No sooner had they looked around the busy port than they were on the move once more. This time it was to the Inman Valley where James obtained work as a farmer. They arrived just in time for Mary Duck to give birth to their first son, James William. Another son was born on 8 August 1858, and
on 24 June 1862 the Duck family had their first daughter whom they called Mary Jane. Some time after this happy event the whole family, including their three young children moved to the Northern Flinders Ranges, which was already in the grip of a severe drought.
It is unknown why they made this move, but we must assume that it was in the hope of better prospects. Maybe Duck was interested in mining or in a
pastoral career. Whatever the reasons may have been, he found a job as a shepherd on Mount Serle station. This was certainly not a case of upward economic or social mobility as wages for shepherds were lower than those for farmers. While still at Mount Serle, James and Mary Duck had their fourth child, a boy named Henry, born on 8 March 1865.
Before Henry was fifteen months old however, his mother, who was only thirty-one, died of the fever and Mr Duck was left with three youngsters and
a baby. Even today this would be a major disaster, although there are all kinds of support systems available. In 1866 there were no such things and Mr Duck would have found it very hard and difficult to do his job and have his children cared for during his long days away from the homestead. Luckily for him and his children, he met Mary Ann James, and after a short courtship they married at Blinman in 1867.

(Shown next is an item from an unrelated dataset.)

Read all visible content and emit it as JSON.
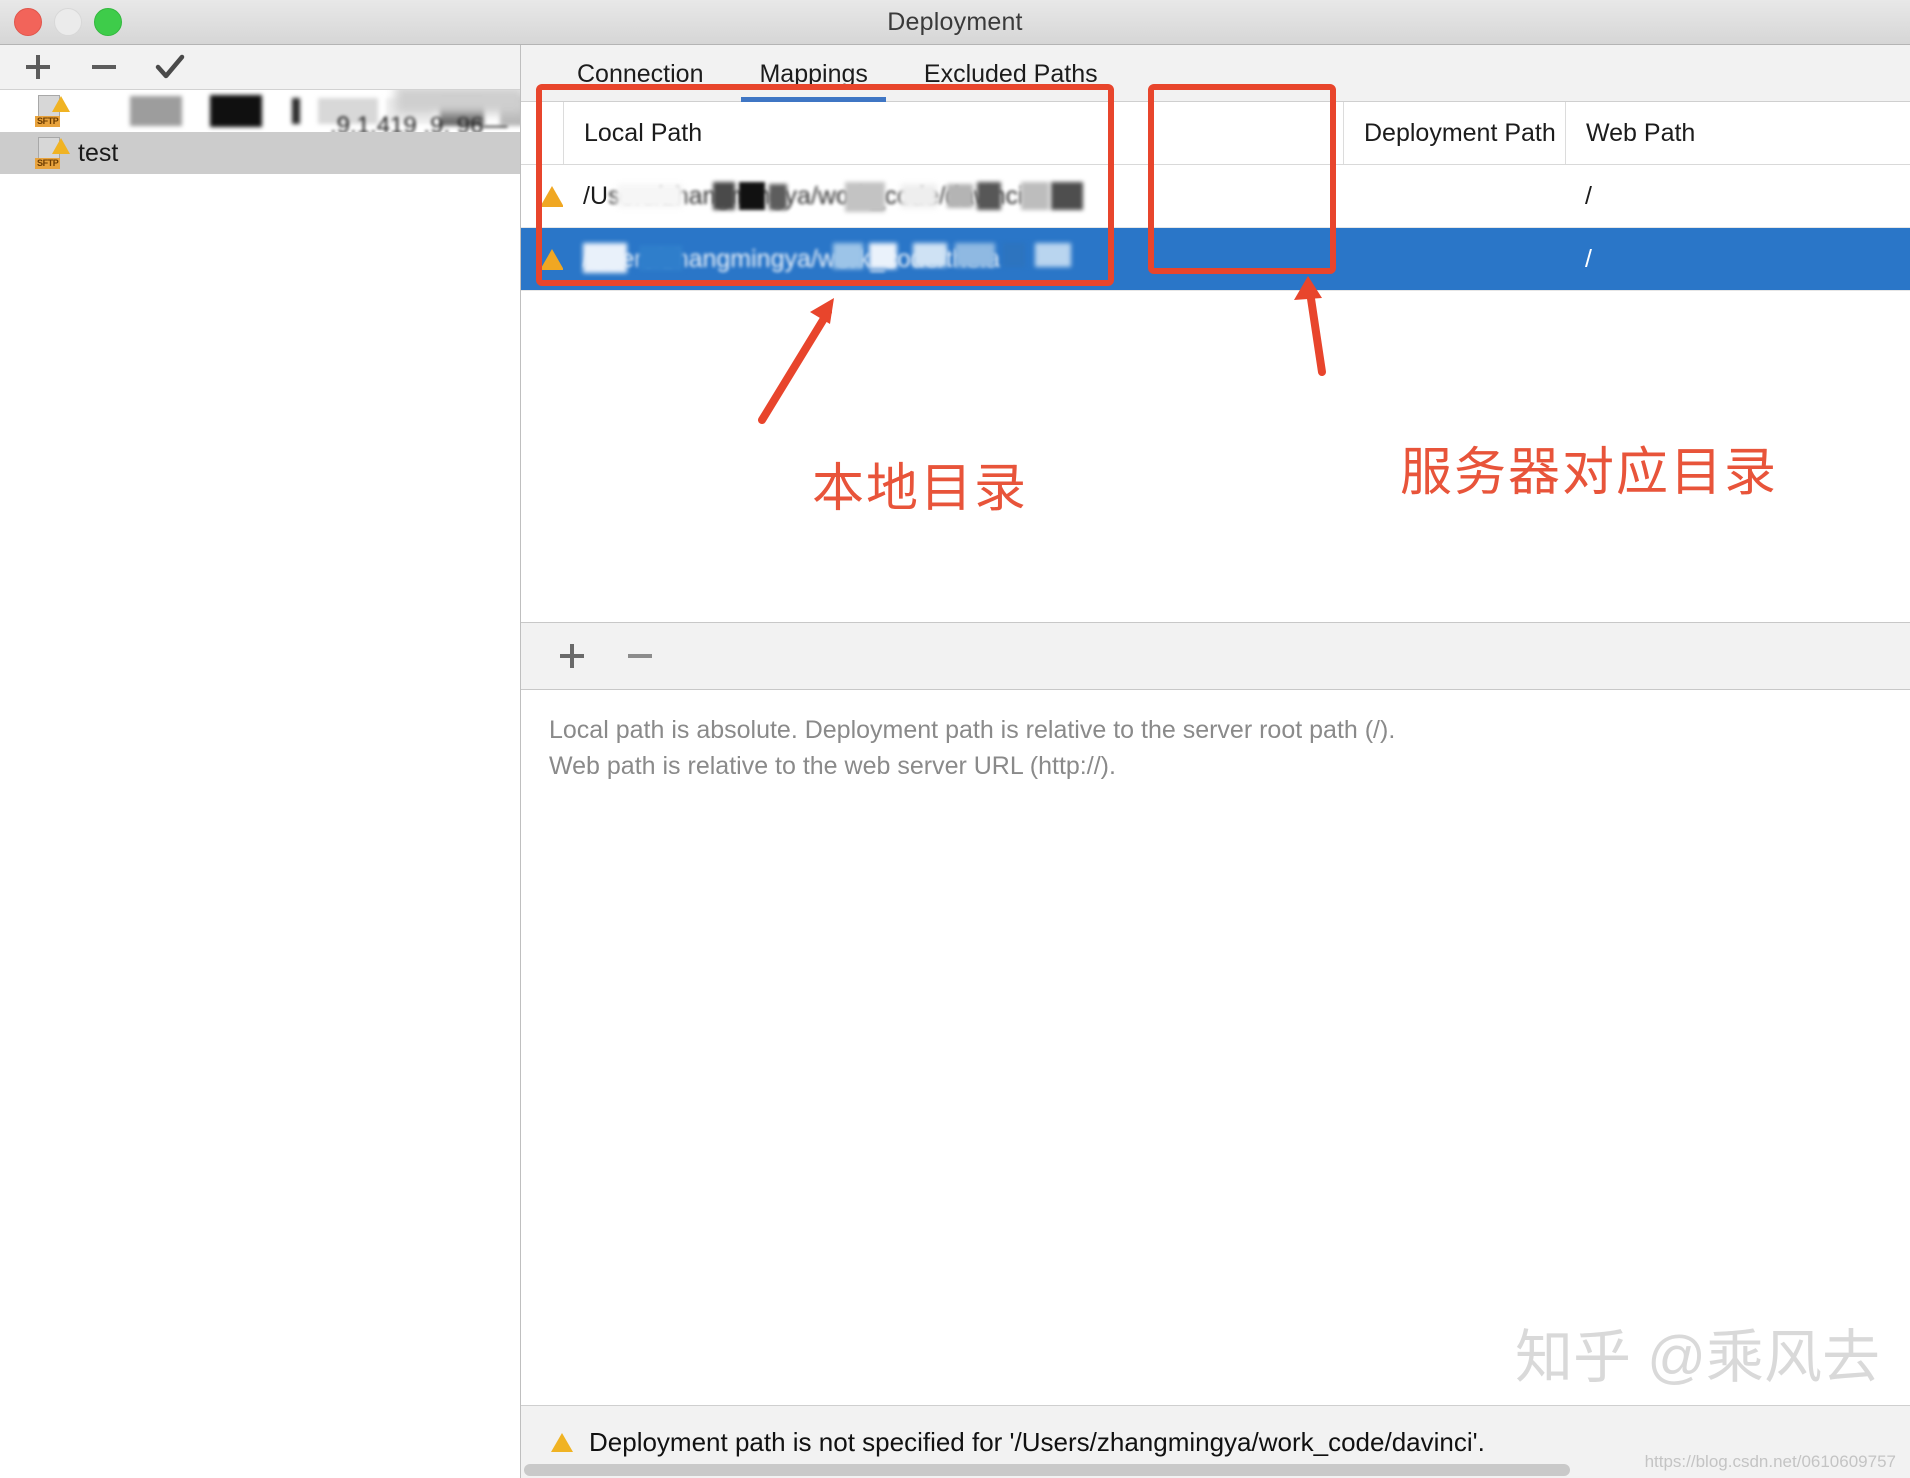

After James found employment at Blinman as a bricklayer, the Duck family lived there for a number of years. However with the uncertain prospects at the mine, which provided the main source of employment and income in the town, Mr Duck decided to try his luck in 1873 at the mining town of Sliding Rock. Here the Duck family did much better. During their stay at Sliding Rock James Duck improved both his job prospects and social standing.
On 24 March 1875, at the age of 43, he secured the job of Bailiff at the newly opened local court at Sliding Rock. He also became the owner of several townsites and the publican of the Rock Hotel, the licence of hich he held until 1889. James William Junior, now 21 and still living in Blinman, took over the store from Charles Faulkner in Sliding Rock and in 1888, at the age of thirty, became the owner and manager of a rival company, Duck's Sliding Rock Mining Co. Beltana Ltd. to mine copper at Sliding Rock. Unfortunately this short-lived venture did not turn out to be a financial success, but this did not deter him.
By the end of 1889 Mr and Mrs Duck had left Sliding Rock and settled at Leigh's Creek (Copley) where James Duck had bought the business of Tom Pierce. He also acted as an agent for Beresford, a land and mining surveyor, and issued miner's rights for prospectors going to the newly discovered Worturpa Goldfield. Many of the Duck family members were involved in mining, either as lease or share holders. JW Duck owned shares in the Ediacara Silver Mining Company, formed in 1888. As late as 1912, JW and Mary Ann Duck held shares in the Radium Extraction Company of South Australia, which was involved in the mining of Uranium at Mount Painter.
As if this did not provide enough work JW Duck later added a butcher and wine selling business to his "emporium". By the turn of the nineteenth century the Duck family, including children and grand children had become so large, and its social standing in Copley so respected, that at times the town was referred to as Ducktown or even Duckville. In 1901 JW Duck became the patron of the newly formed Copley cricket club. Many of Mr Duck's grandchildren were born in the Northern Flinders Ranges and beyond, particularly in Farina.